Frauen machen die Mehrheit der Menschen aus, die in Kanada mit Stimmungsstörungen leben. Es mangelt jedoch immer noch an Behandlungen und Ressourcen, die auf ihre Bedürfnisse zugeschnitten sind. Auf der Suche nach Möglichkeiten, sich besser zu fühlen, wenden sich viele Frauen an Social-Media-Plattformen wie Instagram.
Um das Phänomen der so genannten „Instagram-Therapie“ zu verstehen, habe ich im Jahr 2020 mehr als 20 Frauen befragt, die Instagram zur Behandlung ihrer psychischen Probleme nutzen. Ich fand heraus, dass Frauen die Plattform zum Teilen von Bildern nutzen, um dem Mangel an verfügbaren Ressourcen zu begegnen. Auf Instagram können sie Probleme im Zusammenhang mit ihrer Geschlechtsidentität angehen, sich mit anderen Frauen mit ähnlichen Erfahrungen austauschen und sich letztlich weniger allein fühlen.
Auch wenn das Bewusstsein für psychische Gesundheit gestiegen ist, insbesondere während der Pandemie, beeinträchtigen geschlechtsspezifische Stigmata, Vorurteile und Erwartungen das Wohlbefinden von Frauen weiterhin in zunehmendem Maße.
Diese Probleme gehen auf die Psychiatrie des 19. Jahrhunderts zurück. Jahrhunderts zurück. Frauen wurden als hysterisch oder „verrückt“ dargestellt und waren unter den psychisch Kranken überrepräsentiert, wobei die Vorstellung vorherrschte, dass der Wahnsinn in der Natur der Frauen liegt.

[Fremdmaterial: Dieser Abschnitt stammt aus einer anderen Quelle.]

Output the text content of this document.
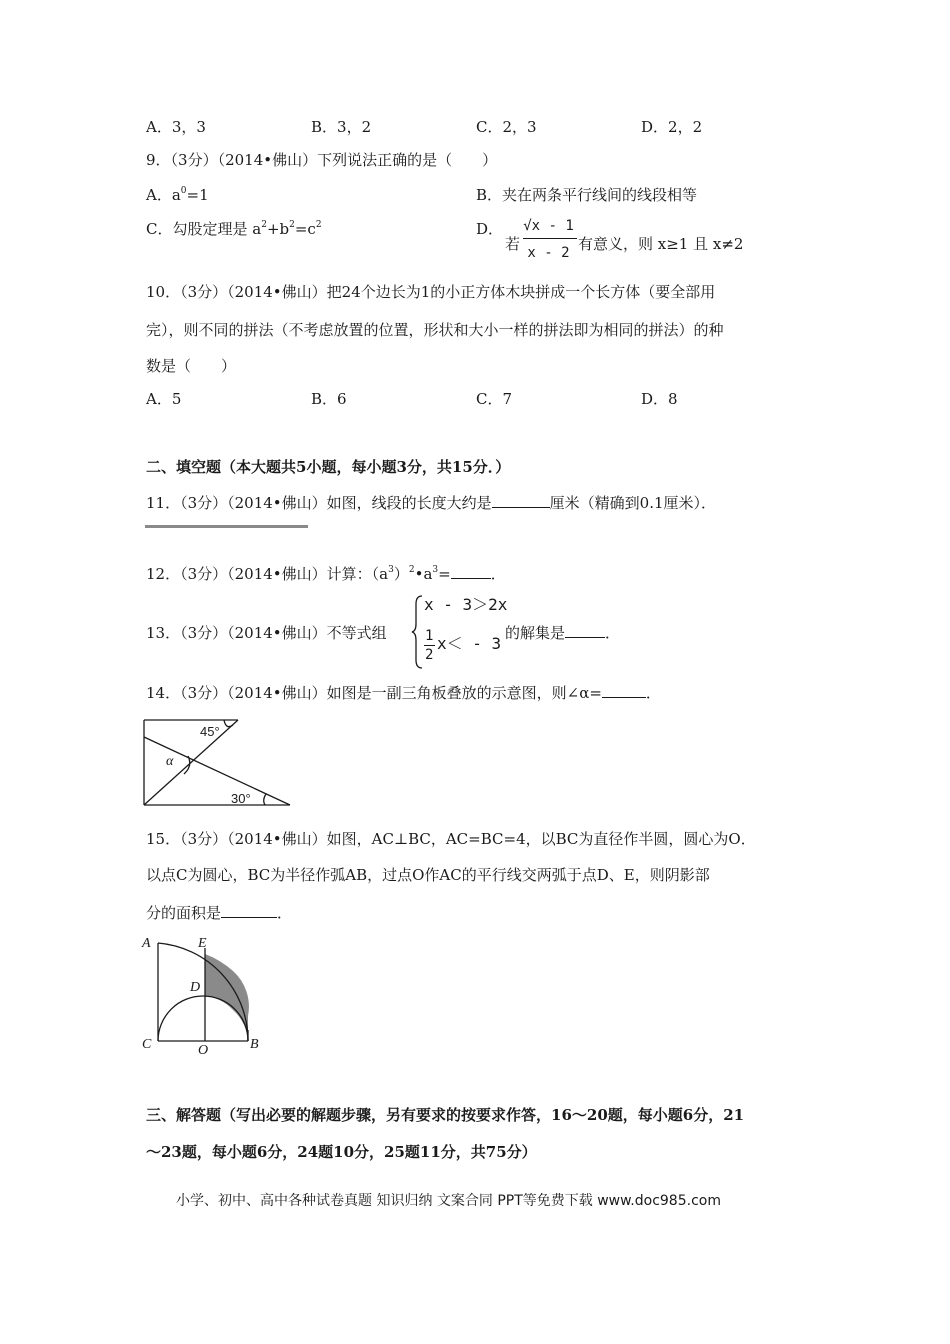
A．3，3	B．3，2	C．2，3	D．2，2
9．（3分）（2014•佛山）下列说法正确的是（　　）
A．$a^0=1$	B．夹在两条平行线间的线段相等
C．勾股定理是 $a^2+b^2=c^2$	D．
若
√x - 1
x - 2 有意义，则 x≥1 且 x≠2
10．（3分）（2014•佛山）把24个边长为1的小正方体木块拼成一个长方体（要全部用
完），则不同的拼法（不考虑放置的位置，形状和大小一样的拼法即为相同的拼法）的种
数是（　　）
A．5	B．6	C．7	D．8
二、填空题（本大题共5小题，每小题3分，共15分．）
11．（3分）（2014•佛山）如图，线段的长度大约是	厘米（精确到0.1厘米）．
12．（3分）（2014•佛山）计算：$(a^3)^2•a^3=$	．
13．（3分）（2014•佛山）不等式组
x - 3＞2x
1
2
x＜ - 3
的解集是	．
14．（3分）（2014•佛山）如图是一副三角板叠放的示意图，则∠α=	．
45°
α
30°
15．（3分）（2014•佛山）如图，AC⊥BC，AC=BC=4，以BC为直径作半圆，圆心为O．
以点C为圆心，BC为半径作弧AB，过点O作AC的平行线交两弧于点D、E，则阴影部
分的面积是	．
A	E
D
C	O	B
三、解答题（写出必要的解题步骤，另有要求的按要求作答，16～20题，每小题6分，21
～23题，每小题6分，24题10分，25题11分，共75分）
小学、初中、高中各种试卷真题 知识归纳 文案合同 PPT等免费下载 www.doc985.com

Folglich sind Frauen nicht nur anfälliger dafür, als verrückt abgestempelt zu werden, sondern die traditionelle Psychologie neigt auch dazu, ihre Erfahrungen zu verallgemeinern, ohne zu berücksichtigen, dass das Geschlecht je nach Rasse, sexueller Identität und anderen sozialen Determinanten unterschiedlich gelebt wird. Obwohl die jahrelange Forschung den Zusammenhang zwischen Frauen und Wahnsinn widerlegt hat, beeinträchtigen Geschlechternormen auch heute noch das Wohlergehen von Frauen und ihren Zugang zu angemessener Betreuung.
Für die Frauen, die ich interviewt habe, ist Instagram ein Instrument, um gegen diese Normen anzugehen und um Bestätigung und Gemeinschaft zu finden. Während die Instagram-Therapie als gefährlich bezeichnet wurde, zeigen meine Recherchen, dass Instagram den Frauen tatsächlich hilft, in ihrer Genesung voranzukommen, weil sie Zugang zu Informationen haben und Kontakte knüpfen können, die sonst nicht möglich sind.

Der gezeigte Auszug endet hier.